August 2004 Newsletter

FHN Complementary Medicine Monthly Newsletter August 2004

Chronic Fatigue and Thyroid Medications

At Complementary Medicine we see a lot of patients that are fatigued, chronically and otherwise. Many of them have normal TSH levels and some are already taking a levothyroid product. Some are even taking a combination of levothyroid and T3 therapy.

We work with those patients from a nutraceutical standpoint (containing no active thyroid hormone) many times supporting the adrenal gland function. While we have success with some of those patients there are times when some don’t respond.

So let’s talk TSH and ….Armour Thyroid, I can hear gnashing of teeth already.

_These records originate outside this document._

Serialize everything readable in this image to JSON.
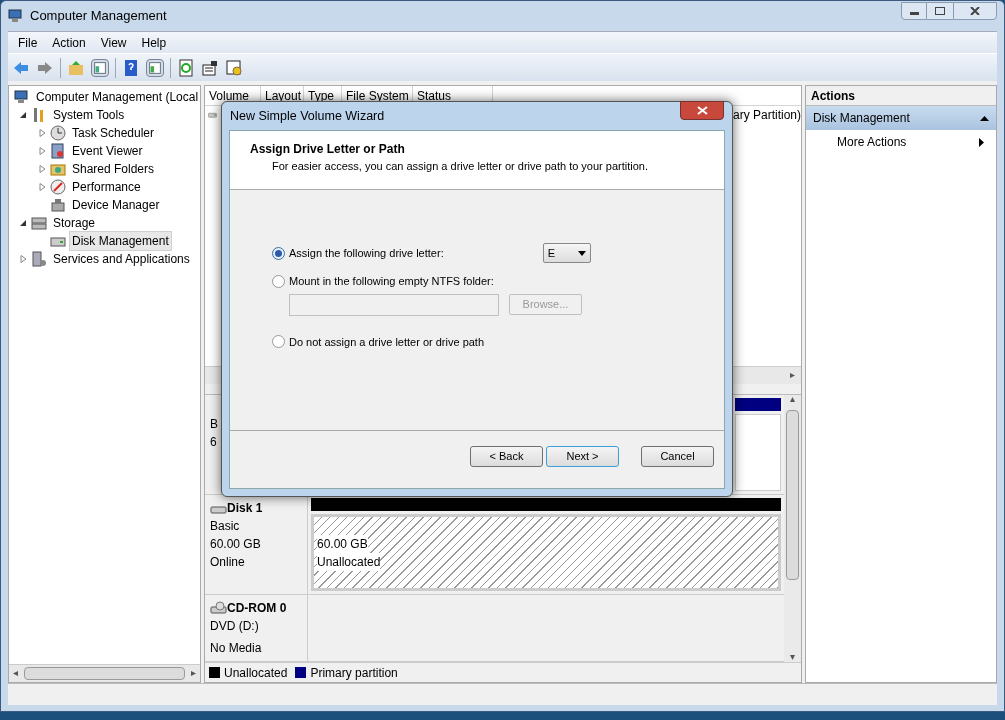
{
  "window": {
    "title": "Computer Management"
  },
  "menu": [
    "File",
    "Action",
    "View",
    "Help"
  ],
  "tree": [
    {
      "label": "Computer Management (Local",
      "selected": false,
      "children": [
        {
          "label": "System Tools",
          "expanded": true,
          "selected": false,
          "children": [
            {
              "label": "Task Scheduler",
              "expanded": false,
              "selected": false
            },
            {
              "label": "Event Viewer",
              "expanded": false,
              "selected": false
            },
            {
              "label": "Shared Folders",
              "expanded": false,
              "selected": false
            },
            {
              "label": "Performance",
              "expanded": false,
              "selected": false
            },
            {
              "label": "Device Manager",
              "selected": false
            }
          ]
        },
        {
          "label": "Storage",
          "expanded": true,
          "selected": false,
          "children": [
            {
              "label": "Disk Management",
              "selected": true
            }
          ]
        },
        {
          "label": "Services and Applications",
          "expanded": false,
          "selected": false
        }
      ]
    }
  ],
  "volume_table": {
    "columns": [
      "Volume",
      "Layout",
      "Type",
      "File System",
      "Status"
    ],
    "rows": [
      {
        "column_5": "ary Partition)"
      }
    ]
  },
  "disks": [
    {
      "lines": [
        "B",
        "6"
      ],
      "partitions": [
        {
          "kind": "primary",
          "color": "#000080"
        }
      ]
    },
    {
      "name": "Disk 1",
      "lines": [
        "Basic",
        "60.00 GB",
        "Online"
      ],
      "partitions": [
        {
          "kind": "unallocated",
          "color": "#000000",
          "size": "60.00 GB",
          "status": "Unallocated"
        }
      ]
    },
    {
      "name": "CD-ROM 0",
      "lines": [
        "DVD (D:)"
      ],
      "status": "No Media"
    }
  ],
  "legend": [
    {
      "label": "Unallocated",
      "color": "#000000"
    },
    {
      "label": "Primary partition",
      "color": "#000080"
    }
  ],
  "actions": {
    "title": "Actions",
    "sections": [
      {
        "label": "Disk Management",
        "expanded": true,
        "items": [
          "More Actions"
        ]
      }
    ]
  },
  "dialog": {
    "title": "New Simple Volume Wizard",
    "heading": "Assign Drive Letter or Path",
    "subtitle": "For easier access, you can assign a drive letter or drive path to your partition.",
    "options": [
      {
        "kind": "letter",
        "label": "Assign the following drive letter:",
        "selected": true,
        "value": "E"
      },
      {
        "kind": "folder",
        "label": "Mount in the following empty NTFS folder:",
        "selected": false,
        "button": "Browse..."
      },
      {
        "kind": "none",
        "label": "Do not assign a drive letter or drive path",
        "selected": false
      }
    ],
    "buttons": [
      {
        "label": "< Back",
        "default": false
      },
      {
        "label": "Next >",
        "default": true
      },
      {
        "label": "Cancel",
        "default": false
      }
    ]
  }
}
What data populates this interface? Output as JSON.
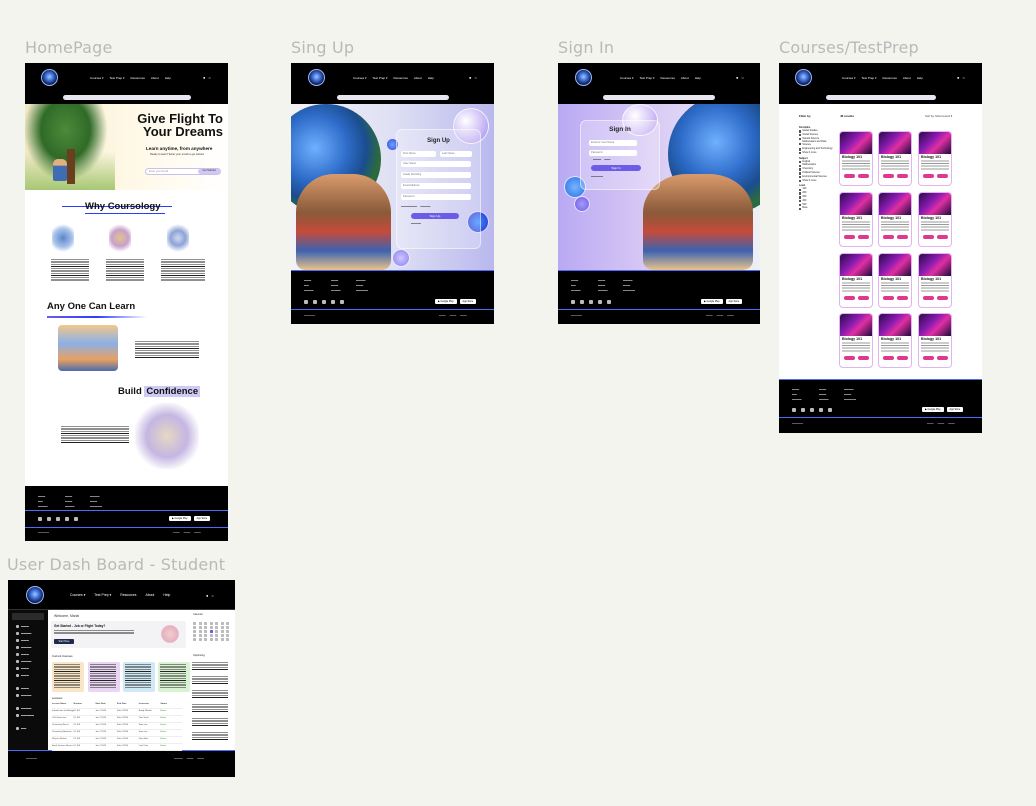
{
  "frames": {
    "homepage": "HomePage",
    "signup": "Sing Up",
    "signin": "Sign In",
    "courses": "Courses/TestPrep",
    "dashboard": "User Dash Board - Student"
  },
  "nav": {
    "courses": "Courses ▾",
    "testprep": "Test Prep ▾",
    "resources": "Resources",
    "about": "About",
    "help": "Help"
  },
  "home": {
    "hero_title_1": "Give Flight To",
    "hero_title_2": "Your Dreams",
    "hero_sub": "Learn anytime, from anywhere",
    "hero_sub2": "Ready to learn? Enter your email to get started",
    "email_placeholder": "Enter your Email",
    "get_started": "Get Started",
    "why_title": "Why Coursology",
    "any_one_title": "Any One Can Learn",
    "build": "Build",
    "confidence": "Confidence"
  },
  "signup": {
    "title": "Sign Up",
    "first_name": "First Name",
    "last_name": "Last Name",
    "user_name": "User Name",
    "grade": "Grade Standing",
    "email": "Email Address",
    "password": "Password",
    "button": "Sign Up"
  },
  "signin": {
    "title": "Sign In",
    "email": "Email or User Name",
    "password": "Password",
    "button": "Sign In"
  },
  "courses": {
    "filter_by": "Filter by",
    "results": "48 results",
    "sort": "Sort by: Most recent ▾",
    "groups": [
      {
        "label": "Discipline",
        "items": [
          "Social Studies",
          "Social Science",
          "Natural Science",
          "Mathematics and Data Science",
          "Engineering and Technology",
          "Show 4 more"
        ]
      },
      {
        "label": "Subject",
        "items": [
          "English",
          "Mathematics",
          "Chemistry",
          "Political Science",
          "Environmental Science",
          "Show 4 more"
        ]
      },
      {
        "label": "Level",
        "items": [
          "100",
          "200",
          "300",
          "400",
          "500",
          "Beta"
        ]
      }
    ],
    "card_title": "Biology 101"
  },
  "dashboard": {
    "welcome": "Welcome, Maria!",
    "headline": "Get Started - Job or Flight Today?",
    "cta": "Start Here",
    "section_courses": "Current Courses",
    "section_calendar": "Calendar",
    "section_lessons": "Lessons",
    "section_upcoming": "Upcoming",
    "table_headers": [
      "Lesson Name",
      "Number",
      "Start Date",
      "End Date",
      "Instructor",
      "Status"
    ],
    "rows": [
      [
        "Introduction to Biology",
        "UI 101",
        "Jan 2 2024",
        "Feb 4 2024",
        "Brody Walton",
        "Active"
      ],
      [
        "Cell Structures",
        "UI 102",
        "Jan 2 2024",
        "Feb 4 2024",
        "Tina Scott",
        "Active"
      ],
      [
        "Chemistry Basics",
        "UI 103",
        "Jan 2 2024",
        "Feb 4 2024",
        "Sam Lee",
        "Active"
      ],
      [
        "Chemistry Elements",
        "UI 104",
        "Jan 2 2024",
        "Feb 4 2024",
        "Sam Lee",
        "Active"
      ],
      [
        "Physics Motion",
        "UI 105",
        "Jan 2 2024",
        "Feb 4 2024",
        "Gina Hart",
        "Active"
      ],
      [
        "Earth Science Basics",
        "UI 106",
        "Jan 2 2024",
        "Feb 4 2024",
        "Carl Ortiz",
        "Active"
      ]
    ]
  },
  "colors": {
    "accent": "#6c5de6",
    "pink": "#e0388f",
    "nav": "#000000",
    "footer_line": "#4d6bff"
  }
}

While TSH has become the ”Standard” for thyroid function measurement I don’t believe it tells the whole story. Interestingly enough the American Association of Clinical Endocrinologists has recommended that the upper limit of TSH be changed from 5.0 to 3.04mU/L. Which means that over 15% of the population who were formally “normal” are overnight hypothyroid. If the TSH is normal and we still have clinical symptoms we need to look farther, including running a reverse T3 along with T4 , T3, Anti TG, and Anti TPO. In addition determining basal metabolic rate (basal temps, or electronic measurement) will add light to the picture.

As I stated before a percentage of the population don’t get symptomatically better using the current T3 and T4 analogs, even when the TSH returns to normal. For those who don’t get better Broda Barnes M.D. has found that over 80% felt better using Armour thyroid. So let’s look at some of the objections to Armour thyroid.

It’s hard to dose because of variations between natural thyroid sources.

That may have been true 50 years ago, however manufacturing processes and quality control methods now produce a product that is consistent dose to dose. In fact a study of two year old product still was consistent with the initial assay.

Using T3 containing preparations causes serum T3 concentration to rise to supraphysiological levels.

In the dosages found in normal desiccated thyroid (9mcg T3 per 60 mg ) this has not been found to be the case. It was found that the T3 levels only rose marginally high when the total thyroid dosage was too high. Cutting back on the total dose took care of the problems.

So what’s the bottom line of this newsletter? We are not advocating using armour thyroid for every one. In fact in thyroid suppressive therapy this does not work well.

We are saying that, in some cases, where clinical symptoms warrant Armour may solve the problem. Of course the patient needs to be closely monitored by their physician to make sure that the dose is correct.